"Che — Defeat and Victory" — Review of "The Bolivian Diary"
Author: Ludwik Stomma. Source: Tygodnik Powszechny, no. 18, 1970. Date of publication: 3 May 1970.
Who is Che, really? For Americans — a terrible travelling salesman of revolution, with a reward of 50,000 pesos placed on his head. For most French people — a photogenic playboy, a demon of adventure, of which so many young people dream. For the inhabitants of the Third World — friend number one, a fascinating symbol, the embodiment of a myth. For the entire world — a romantic Don Quixote. (Albert-Paul Lentin, “Guevara’s Challenge,” Le Nouvel Observateur)
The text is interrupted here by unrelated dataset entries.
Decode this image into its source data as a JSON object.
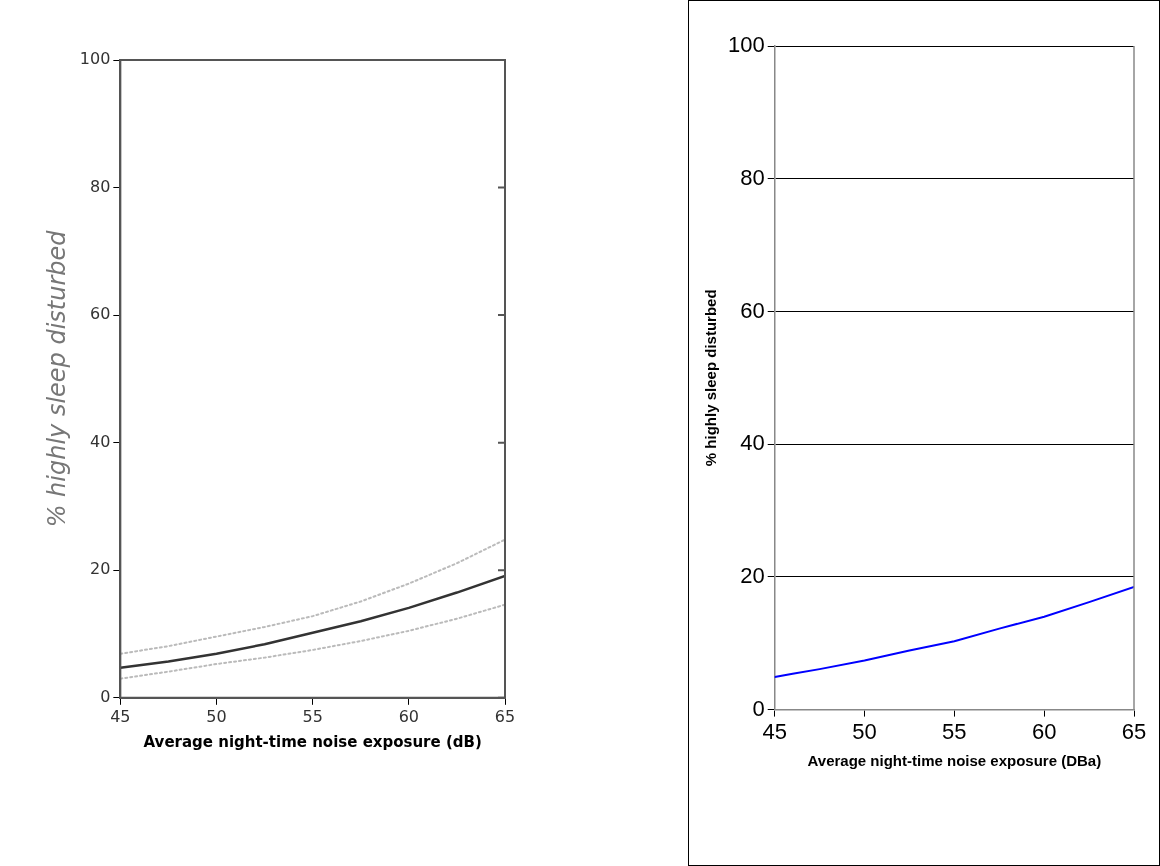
{
  "chart_data": [
    {
      "type": "line",
      "xlabel": "Average night-time noise exposure (dB)",
      "ylabel": "% highly sleep disturbed",
      "x": [
        45,
        47.5,
        50,
        52.5,
        55,
        57.5,
        60,
        62.5,
        65
      ],
      "series": [
        {
          "color": "#bbbbbb",
          "line_style": "dotted",
          "values": [
            6.9,
            8.1,
            9.6,
            11.1,
            12.8,
            15.1,
            17.9,
            21.1,
            24.8
          ]
        },
        {
          "color": "#333333",
          "line_style": "solid",
          "values": [
            4.7,
            5.7,
            6.9,
            8.4,
            10.2,
            12.0,
            14.1,
            16.5,
            19.1
          ]
        },
        {
          "color": "#bbbbbb",
          "line_style": "dotted",
          "values": [
            3.0,
            4.1,
            5.3,
            6.3,
            7.5,
            8.9,
            10.5,
            12.4,
            14.6
          ]
        }
      ],
      "xlim": [
        45,
        65
      ],
      "ylim": [
        0,
        100
      ],
      "xticks": [
        45,
        50,
        55,
        60,
        65
      ],
      "yticks": [
        0,
        20,
        40,
        60,
        80,
        100
      ],
      "grid": false,
      "marker": "none"
    },
    {
      "type": "line",
      "xlabel": "Average night-time noise exposure (DBa)",
      "ylabel": "% highly sleep disturbed",
      "x": [
        45,
        46,
        47.5,
        50,
        52.5,
        55,
        57.5,
        60,
        62.5,
        65
      ],
      "series": [
        {
          "color": "#0000ff",
          "values": [
            4.9,
            5.4,
            6.1,
            7.4,
            8.9,
            10.3,
            12.2,
            14.0,
            16.2,
            18.5
          ]
        }
      ],
      "xlim": [
        45,
        65
      ],
      "ylim": [
        0,
        100
      ],
      "xticks": [
        45,
        50,
        55,
        60,
        65
      ],
      "yticks": [
        0,
        20,
        40,
        60,
        80,
        100
      ],
      "grid": "y",
      "marker": "none"
    }
  ]
}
On 8 October, in the Yuro ravine, Ernesto Guevara was surrounded by superior forces, taken prisoner, and subsequently executed. Of the people who took part in his partisan movement, nine are alive today: three deserters who entered the service of CITE (the Special Unit Training Centre for Counter-Insurgency), three who managed to escape to Cuba, and three who are held in Bolivian prisons. Rarely is a defeat so complete.
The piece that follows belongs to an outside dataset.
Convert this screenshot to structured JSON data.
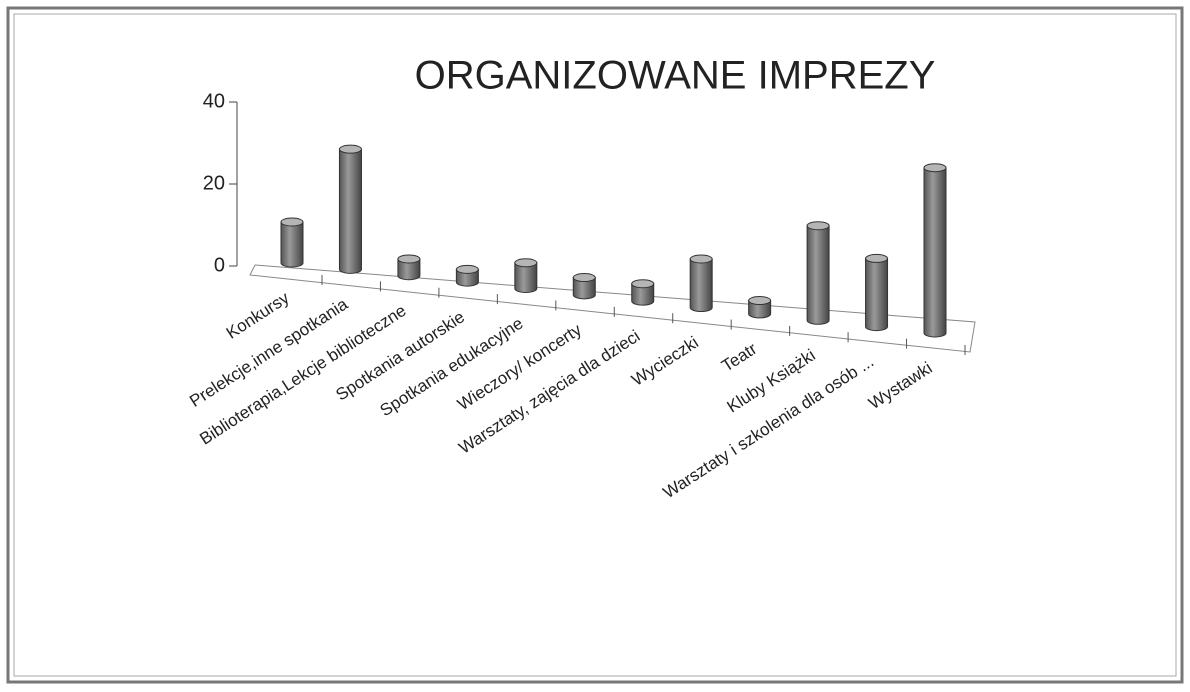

And yet the defeat was transformed into a different kind of victory. From the moment of his death, Guevara’s image spread with extraordinary speed across the world — across the walls of universities, the covers of underground publications, the manifestos of groups with the most varied political orientations. This is a paradox typical of the age: the man who failed militarily became the universal symbol of a generation in revolt.
The Bolivian Diary is the most honest document of that defeat. Guevara does not mythologise himself. He records setbacks methodically — the distrust of the local peasant population, the illnesses that decimated the unit, the desertions, the growing despair of the final months. He notes on 7 October, the day before his capture: “Today completes the 11th month of our guerrilla inauguration. The day passed in an idyllic fashion.”
This sobriety — this capacity to observe even one’s own defeat with the eye of a historian — is what makes the document exceptional. The defeat was total. The victory consisted in the fact that the defeated man became, in death, more powerful than in life.